The U.S. Geological Survey measured the quake at magnitude 2.4, said Joyce Bagwell, retired director of the Earthquake Education Center at Charleston Southern University.

"That's what we call a preliminary reading. You really need to get all your data in," Bagwell said.

Bagwell, who lives in Summerville, said she didn't feel the quake, but her son and grandchildren did. A quake has to be at least magnitude 2 to be felt, she said.

Pat Allan of Summerville said he felt and heard the quake. "It made a sonic boom, and it shook. It made more noise than it made shaking," he said.

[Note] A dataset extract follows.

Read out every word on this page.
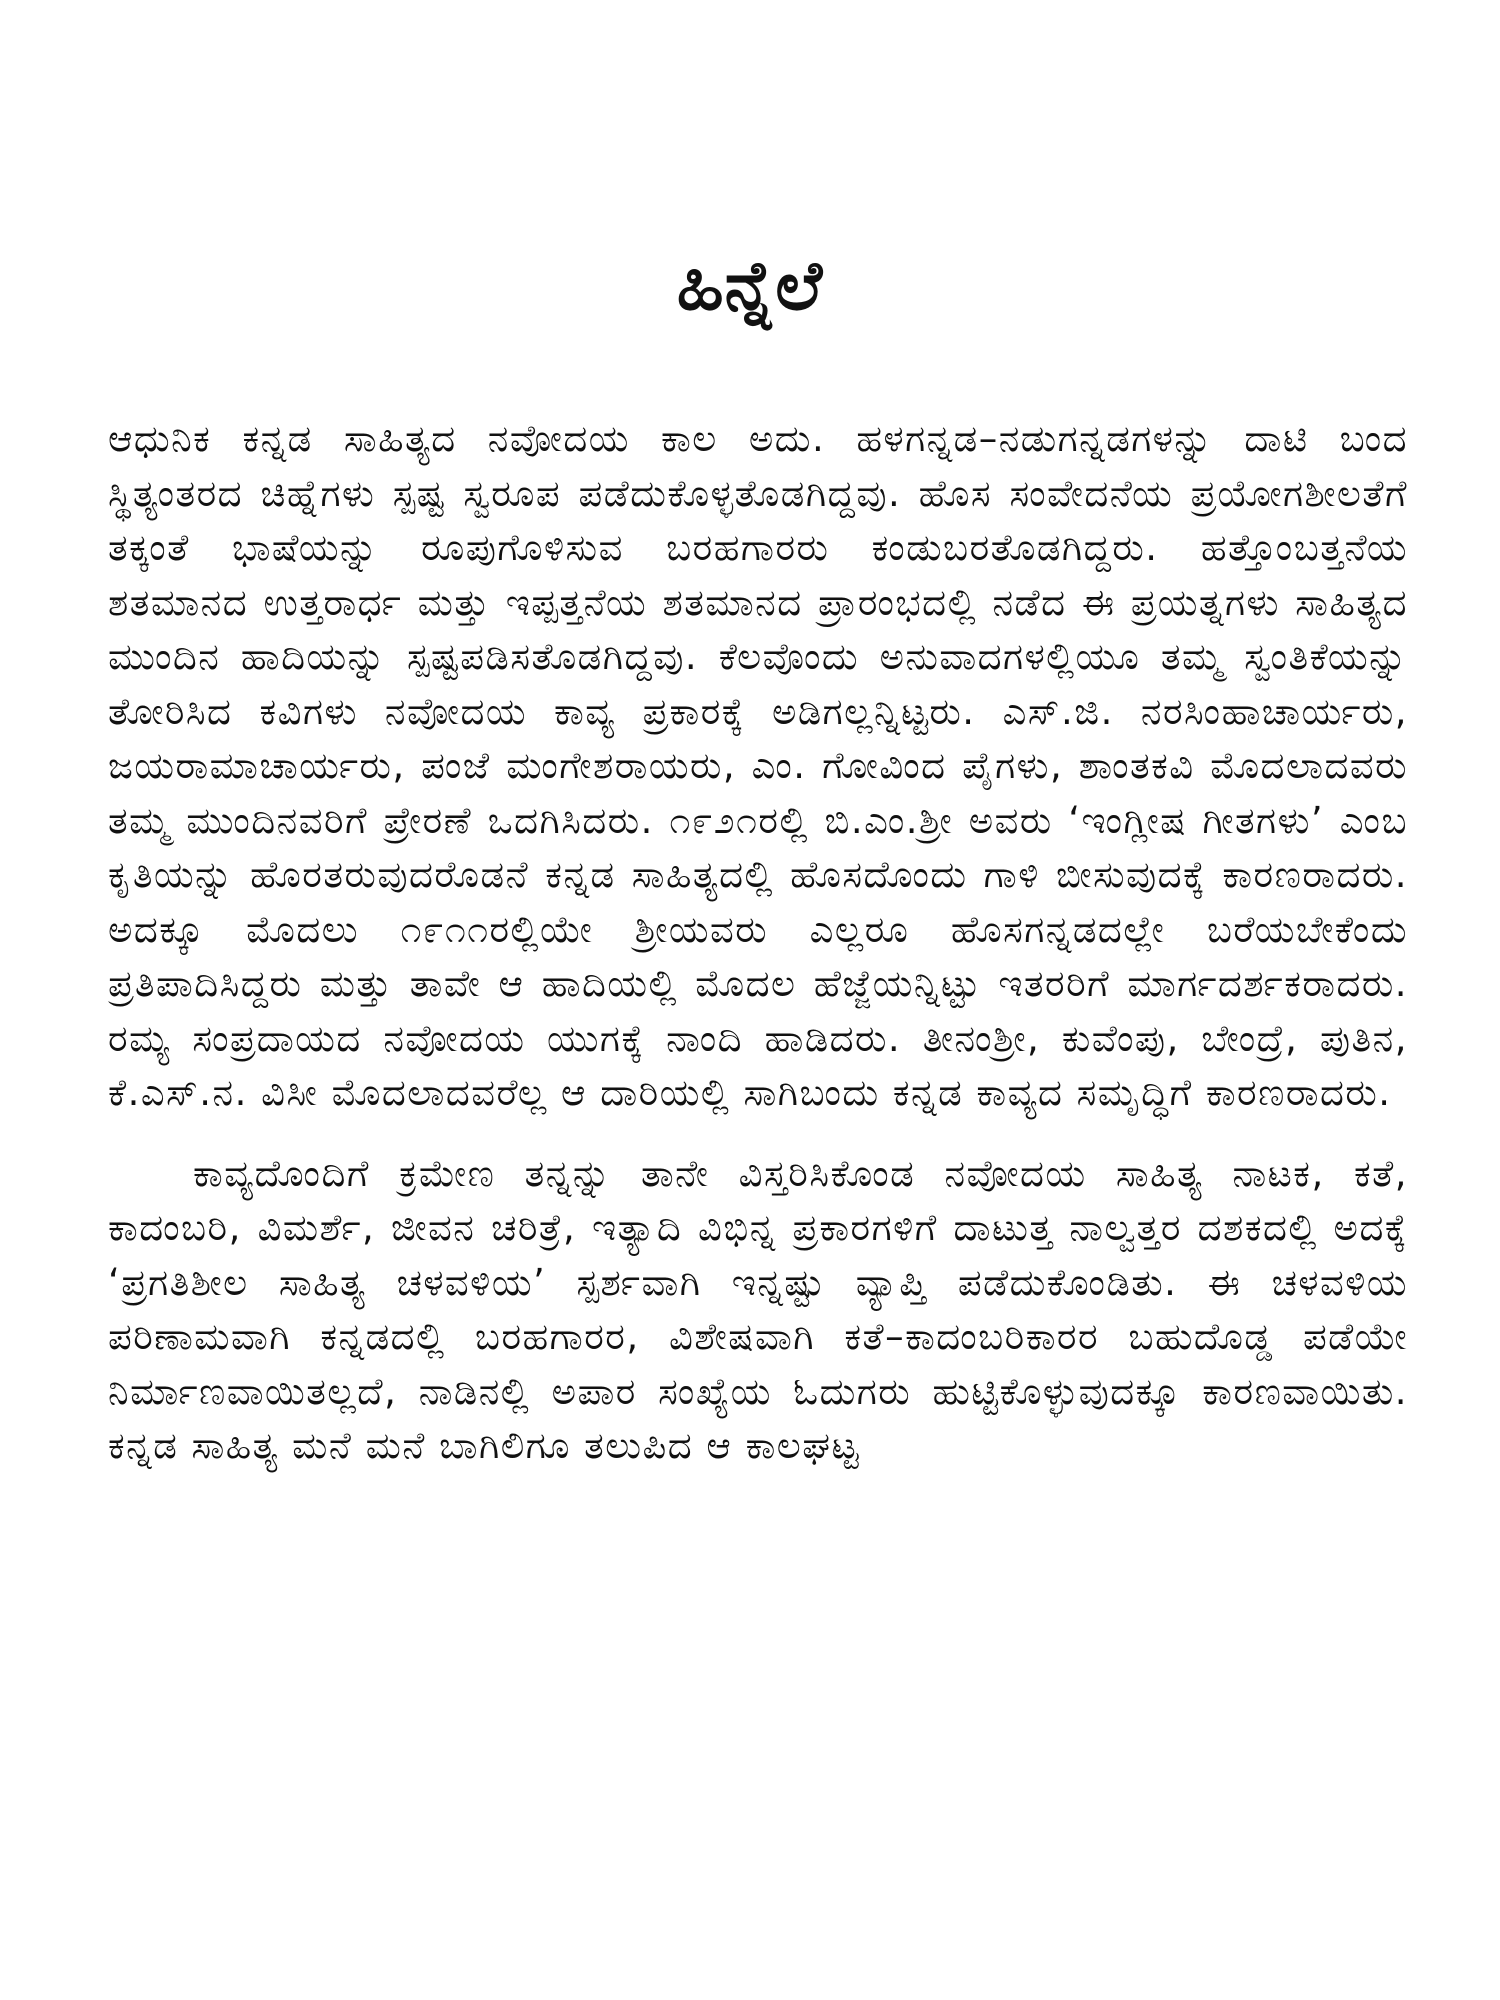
ಹಿನ್ನೆಲೆ

ಆಧುನಿಕ ಕನ್ನಡ ಸಾಹಿತ್ಯದ ನವೋದಯ ಕಾಲ ಅದು. ಹಳಗನ್ನಡ–ನಡುಗನ್ನಡಗಳನ್ನು ದಾಟಿ ಬಂದ ಸ್ಥಿತ್ಯಂತರದ ಚಿಹ್ನೆಗಳು ಸ್ಪಷ್ಟ ಸ್ವರೂಪ ಪಡೆದುಕೊಳ್ಳತೊಡಗಿದ್ದವು. ಹೊಸ ಸಂವೇದನೆಯ ಪ್ರಯೋಗಶೀಲತೆಗೆ ತಕ್ಕಂತೆ ಭಾಷೆಯನ್ನು ರೂಪುಗೊಳಿಸುವ ಬರಹಗಾರರು ಕಂಡುಬರತೊಡಗಿದ್ದರು. ಹತ್ತೊಂಬತ್ತನೆಯ ಶತಮಾನದ ಉತ್ತರಾರ್ಧ ಮತ್ತು ಇಪ್ಪತ್ತನೆಯ ಶತಮಾನದ ಪ್ರಾರಂಭದಲ್ಲಿ ನಡೆದ ಈ ಪ್ರಯತ್ನಗಳು ಸಾಹಿತ್ಯದ ಮುಂದಿನ ಹಾದಿಯನ್ನು ಸ್ಪಷ್ಟಪಡಿಸತೊಡಗಿದ್ದವು. ಕೆಲವೊಂದು ಅನುವಾದಗಳಲ್ಲಿಯೂ ತಮ್ಮ ಸ್ವಂತಿಕೆಯನ್ನು ತೋರಿಸಿದ ಕವಿಗಳು ನವೋದಯ ಕಾವ್ಯ ಪ್ರಕಾರಕ್ಕೆ ಅಡಿಗಲ್ಲನ್ನಿಟ್ಟರು. ಎಸ್.ಜಿ. ನರಸಿಂಹಾಚಾರ್ಯರು, ಜಯರಾಮಾಚಾರ್ಯರು, ಪಂಜೆ ಮಂಗೇಶರಾಯರು, ಎಂ. ಗೋವಿಂದ ಪೈಗಳು, ಶಾಂತಕವಿ ಮೊದಲಾದವರು ತಮ್ಮ ಮುಂದಿನವರಿಗೆ ಪ್ರೇರಣೆ ಒದಗಿಸಿದರು. ೧೯೨೧ರಲ್ಲಿ ಬಿ.ಎಂ.ಶ್ರೀ ಅವರು ‘ಇಂಗ್ಲೀಷ ಗೀತಗಳು’ ಎಂಬ ಕೃತಿಯನ್ನು ಹೊರತರುವುದರೊಡನೆ ಕನ್ನಡ ಸಾಹಿತ್ಯದಲ್ಲಿ ಹೊಸದೊಂದು ಗಾಳಿ ಬೀಸುವುದಕ್ಕೆ ಕಾರಣರಾದರು. ಅದಕ್ಕೂ ಮೊದಲು ೧೯೧೧ರಲ್ಲಿಯೇ ಶ್ರೀಯವರು ಎಲ್ಲರೂ ಹೊಸಗನ್ನಡದಲ್ಲೇ ಬರೆಯಬೇಕೆಂದು ಪ್ರತಿಪಾದಿಸಿದ್ದರು ಮತ್ತು ತಾವೇ ಆ ಹಾದಿಯಲ್ಲಿ ಮೊದಲ ಹೆಜ್ಜೆಯನ್ನಿಟ್ಟು ಇತರರಿಗೆ ಮಾರ್ಗದರ್ಶಕರಾದರು. ರಮ್ಯ ಸಂಪ್ರದಾಯದ ನವೋದಯ ಯುಗಕ್ಕೆ ನಾಂದಿ ಹಾಡಿದರು. ತೀನಂಶ್ರೀ, ಕುವೆಂಪು, ಬೇಂದ್ರೆ, ಪುತಿನ, ಕೆ.ಎಸ್.ನ. ವಿಸೀ ಮೊದಲಾದವರೆಲ್ಲ ಆ ದಾರಿಯಲ್ಲಿ ಸಾಗಿಬಂದು ಕನ್ನಡ ಕಾವ್ಯದ ಸಮೃದ್ಧಿಗೆ ಕಾರಣರಾದರು.

ಕಾವ್ಯದೊಂದಿಗೆ ಕ್ರಮೇಣ ತನ್ನನ್ನು ತಾನೇ ವಿಸ್ತರಿಸಿಕೊಂಡ ನವೋದಯ ಸಾಹಿತ್ಯ ನಾಟಕ, ಕತೆ, ಕಾದಂಬರಿ, ವಿಮರ್ಶೆ, ಜೀವನ ಚರಿತ್ರೆ, ಇತ್ಯಾದಿ ವಿಭಿನ್ನ ಪ್ರಕಾರಗಳಿಗೆ ದಾಟುತ್ತ ನಾಲ್ವತ್ತರ ದಶಕದಲ್ಲಿ ಅದಕ್ಕೆ ‘ಪ್ರಗತಿಶೀಲ ಸಾಹಿತ್ಯ ಚಳವಳಿಯ’ ಸ್ಪರ್ಶವಾಗಿ ಇನ್ನಷ್ಟು ವ್ಯಾಪ್ತಿ ಪಡೆದುಕೊಂಡಿತು. ಈ ಚಳವಳಿಯ ಪರಿಣಾಮವಾಗಿ ಕನ್ನಡದಲ್ಲಿ ಬರಹಗಾರರ, ವಿಶೇಷವಾಗಿ ಕತೆ–ಕಾದಂಬರಿಕಾರರ ಬಹುದೊಡ್ಡ ಪಡೆಯೇ ನಿರ್ಮಾಣವಾಯಿತಲ್ಲದೆ, ನಾಡಿನಲ್ಲಿ ಅಪಾರ ಸಂಖ್ಯೆಯ ಓದುಗರು ಹುಟ್ಟಿಕೊಳ್ಳುವುದಕ್ಕೂ ಕಾರಣವಾಯಿತು. ಕನ್ನಡ ಸಾಹಿತ್ಯ ಮನೆ ಮನೆ ಬಾಗಿಲಿಗೂ ತಲುಪಿದ ಆ ಕಾಲಘಟ್ಟ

Allan said Summerville quakes are not of particular concern to him. "I worry more about taxes," he said.

Marlena Myers, wife of Summerville Mayor Berlin Myers, said she didn't feel the quake, and neither did her husband. "That was news to me. I think that's a little scary," she said.

Kay Phillips, executive director of the Dorchester Children's Center, said she felt it at her home. "It was a pretty decent rumbling. It lasted for several seconds, enough for us to look at each other while it was going on," she said.

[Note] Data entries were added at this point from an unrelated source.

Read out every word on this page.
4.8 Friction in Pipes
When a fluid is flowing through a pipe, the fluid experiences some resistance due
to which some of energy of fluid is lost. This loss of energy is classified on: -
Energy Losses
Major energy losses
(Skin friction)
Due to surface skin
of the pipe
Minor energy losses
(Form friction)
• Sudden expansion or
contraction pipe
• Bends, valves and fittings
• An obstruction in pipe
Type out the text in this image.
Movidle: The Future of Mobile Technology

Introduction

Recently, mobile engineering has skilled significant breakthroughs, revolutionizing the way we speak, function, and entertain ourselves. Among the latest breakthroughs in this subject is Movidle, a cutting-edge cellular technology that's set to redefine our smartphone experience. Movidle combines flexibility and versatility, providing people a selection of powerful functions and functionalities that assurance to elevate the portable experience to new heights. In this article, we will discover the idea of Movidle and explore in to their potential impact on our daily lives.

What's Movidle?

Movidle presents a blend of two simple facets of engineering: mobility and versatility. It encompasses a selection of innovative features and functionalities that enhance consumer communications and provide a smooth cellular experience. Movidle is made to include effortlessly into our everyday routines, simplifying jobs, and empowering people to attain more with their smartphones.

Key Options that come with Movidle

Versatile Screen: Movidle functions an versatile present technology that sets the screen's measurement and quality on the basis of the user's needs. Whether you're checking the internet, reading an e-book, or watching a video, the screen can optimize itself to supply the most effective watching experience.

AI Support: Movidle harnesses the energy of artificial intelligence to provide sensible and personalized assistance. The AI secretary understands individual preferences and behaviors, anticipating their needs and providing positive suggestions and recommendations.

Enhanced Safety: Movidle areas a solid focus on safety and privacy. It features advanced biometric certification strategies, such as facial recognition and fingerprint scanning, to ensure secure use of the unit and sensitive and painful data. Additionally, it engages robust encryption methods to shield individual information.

Cheri Tornabene was in a store in downtown Summerville when the quake happened at 3 p.m. "It sounded like someone fell in the room above us," she said. It wasn't much to Tornabene, who said she was in a major earthquake in Panama.

Summerville is the hot spot for earthquakes in South Carolina, but most of them are not felt.

The area was the epicenter of the great Charleston earthquake of 1886, the type of quake that occurs about every 500 years, Talwani said. The town sits on the "Woodstock fault," the fault line identified as the cause of the Charleston earthquake, he said.

The area experienced a magnitude 2.15 quake Feb. 22. Twelve small quakes struck in 2004; 22 in 2003.